During the 75 minutes talk (entitled 'Lost for Words'), I spoke passionately about how stuttering impacted upon my life for so many years, outlining the restrictions imposed upon me by my disempowering beliefs and limited self image. I also shared details of the many exciting and challenging paths that I have trodden in recent times while coming to terms with my stuttering issues.
I took the opportunity to tell the audience (which comprised principally speech-language pathologists and students) that, in my opinion, simply addressing the mechanics of our speech (in isolation) has only limited value. I explained how changing my stuttering mindset had allowed me to enjoy permanent gains.
Although our long-established beliefs may be deeply entrenched, it is important to recognise that they are not set in stone. The realisation that I could reappraise (and adjust) my beliefs was hugely empowering and a cornerstone of the advances I have made during recent times.
I genuinely believe that such interaction is to our mutual benefit. I understand that many speech-language establishments now incorporate these exchanges as an integral part of their training programmes. I have found it to be a most rewarding activity that has also allowed me to expand my comfort zones. I encourage persons who stutter to seek out similar opportunities.
In addition, I have long advocated the need to create a greater public awareness about stuttering. Can we really expect others to understand what is happening, or know how to react, when we suddenly block or display secondary behaviours? In many instances, even members of our own families have little knowledge about the difficulties that we experience. Those were the reasons why I embarked upon a series of talks to community organisations. I felt it was time that the public, at large, should become better acquainted with what it is like to be a person who stutters. I also saw it as a means of challenging myself by speaking in situations that I had always avoided.
I initially prepared for the venture by joining several public speaking clubs (similar to Toastmasters International), enabling me to improve my confidence and presentational skills.
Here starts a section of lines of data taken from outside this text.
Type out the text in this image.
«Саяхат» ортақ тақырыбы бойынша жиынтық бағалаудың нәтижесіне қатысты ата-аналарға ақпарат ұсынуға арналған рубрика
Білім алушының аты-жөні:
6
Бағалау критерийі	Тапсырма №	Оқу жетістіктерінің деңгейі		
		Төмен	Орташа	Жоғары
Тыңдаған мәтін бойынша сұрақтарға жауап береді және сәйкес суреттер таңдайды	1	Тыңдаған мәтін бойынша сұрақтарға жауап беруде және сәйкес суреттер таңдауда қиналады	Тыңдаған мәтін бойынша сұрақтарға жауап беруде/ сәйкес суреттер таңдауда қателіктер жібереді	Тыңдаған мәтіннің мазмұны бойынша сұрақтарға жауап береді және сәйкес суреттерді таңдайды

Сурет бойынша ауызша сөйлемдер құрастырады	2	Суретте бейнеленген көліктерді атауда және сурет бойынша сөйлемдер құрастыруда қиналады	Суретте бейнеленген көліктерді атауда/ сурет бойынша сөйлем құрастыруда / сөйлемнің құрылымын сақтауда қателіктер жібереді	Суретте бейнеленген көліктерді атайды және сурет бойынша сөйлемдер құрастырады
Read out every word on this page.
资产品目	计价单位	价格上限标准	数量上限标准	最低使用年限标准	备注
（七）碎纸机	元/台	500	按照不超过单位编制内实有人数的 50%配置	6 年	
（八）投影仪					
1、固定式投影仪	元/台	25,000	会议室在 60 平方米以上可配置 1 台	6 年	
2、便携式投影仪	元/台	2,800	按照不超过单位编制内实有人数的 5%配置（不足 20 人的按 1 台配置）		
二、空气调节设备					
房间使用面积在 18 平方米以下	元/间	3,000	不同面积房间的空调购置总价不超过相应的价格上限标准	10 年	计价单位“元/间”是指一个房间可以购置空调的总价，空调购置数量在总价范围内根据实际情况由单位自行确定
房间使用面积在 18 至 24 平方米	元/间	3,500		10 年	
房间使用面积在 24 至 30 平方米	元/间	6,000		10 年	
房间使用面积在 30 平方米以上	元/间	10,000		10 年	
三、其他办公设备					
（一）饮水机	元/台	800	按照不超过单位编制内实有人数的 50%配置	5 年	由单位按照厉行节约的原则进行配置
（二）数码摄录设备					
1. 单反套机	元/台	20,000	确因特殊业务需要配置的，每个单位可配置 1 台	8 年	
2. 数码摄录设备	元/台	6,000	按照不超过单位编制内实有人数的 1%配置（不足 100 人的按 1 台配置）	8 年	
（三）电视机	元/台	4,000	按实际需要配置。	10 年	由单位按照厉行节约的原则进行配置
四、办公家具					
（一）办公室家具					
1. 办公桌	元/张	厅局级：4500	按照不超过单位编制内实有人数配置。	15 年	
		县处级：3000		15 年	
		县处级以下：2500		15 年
I was surprised to learn of the diverse groups that require speakers for their weekly, monthly and annual meetings. There is an insatiable demand, together with a hugely active grapevine that rapidly circulated my particulars to other organisations. But I could never have envisaged the extent to which my engagements would escalate. During the past eight years, I have addressed several hundred such bodies.
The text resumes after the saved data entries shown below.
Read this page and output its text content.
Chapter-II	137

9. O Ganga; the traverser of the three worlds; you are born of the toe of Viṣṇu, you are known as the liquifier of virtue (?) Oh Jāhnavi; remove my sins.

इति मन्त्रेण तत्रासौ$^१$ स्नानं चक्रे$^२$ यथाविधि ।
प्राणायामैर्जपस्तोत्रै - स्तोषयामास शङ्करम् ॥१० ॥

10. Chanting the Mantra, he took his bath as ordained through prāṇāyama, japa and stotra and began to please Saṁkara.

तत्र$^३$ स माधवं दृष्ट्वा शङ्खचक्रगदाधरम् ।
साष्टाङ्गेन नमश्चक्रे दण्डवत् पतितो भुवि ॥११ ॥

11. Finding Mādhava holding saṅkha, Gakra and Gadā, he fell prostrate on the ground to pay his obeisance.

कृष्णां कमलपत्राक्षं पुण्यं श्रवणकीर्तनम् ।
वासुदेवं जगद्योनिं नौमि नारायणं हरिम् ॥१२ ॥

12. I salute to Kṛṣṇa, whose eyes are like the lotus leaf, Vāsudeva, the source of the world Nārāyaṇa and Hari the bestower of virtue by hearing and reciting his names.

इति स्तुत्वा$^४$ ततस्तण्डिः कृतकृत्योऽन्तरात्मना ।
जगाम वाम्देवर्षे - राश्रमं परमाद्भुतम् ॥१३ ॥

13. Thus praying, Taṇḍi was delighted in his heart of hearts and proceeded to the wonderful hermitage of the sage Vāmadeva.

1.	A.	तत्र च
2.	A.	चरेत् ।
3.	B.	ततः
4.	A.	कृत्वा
Audiences appear genuinely interested in what I have to say -the feedback is always so positive. Many of those present confide that (prior to my talk) they did not appreciate the extent to which stuttering can affect someone's life. During the question and answer sessions, and subsequent social interaction, my listeners frequently tell me that they feel better equipped for any future communication with persons who stutter. I feel that the lives of many PWS could be significantly improved if more of us were prepared to speak publicly about the subject. It really is to our mutual advantage. However, I fully appreciate that the very nature of stuttering is such that some may well feel reluctant, or unable, to discuss it with others.
Greater openness about my life-long difficulties has proved invaluable in helping me to overcome previous embarrassment. Revealing my 'darkest secret', to all and sundry, has greatly helped the desensitization process. I sincerely hope that some of you may be tempted to do likewise.
Quite apart from deriving immense personal satisfaction, you have the added incentive of knowing that your actions could be beneficial to others who stutter.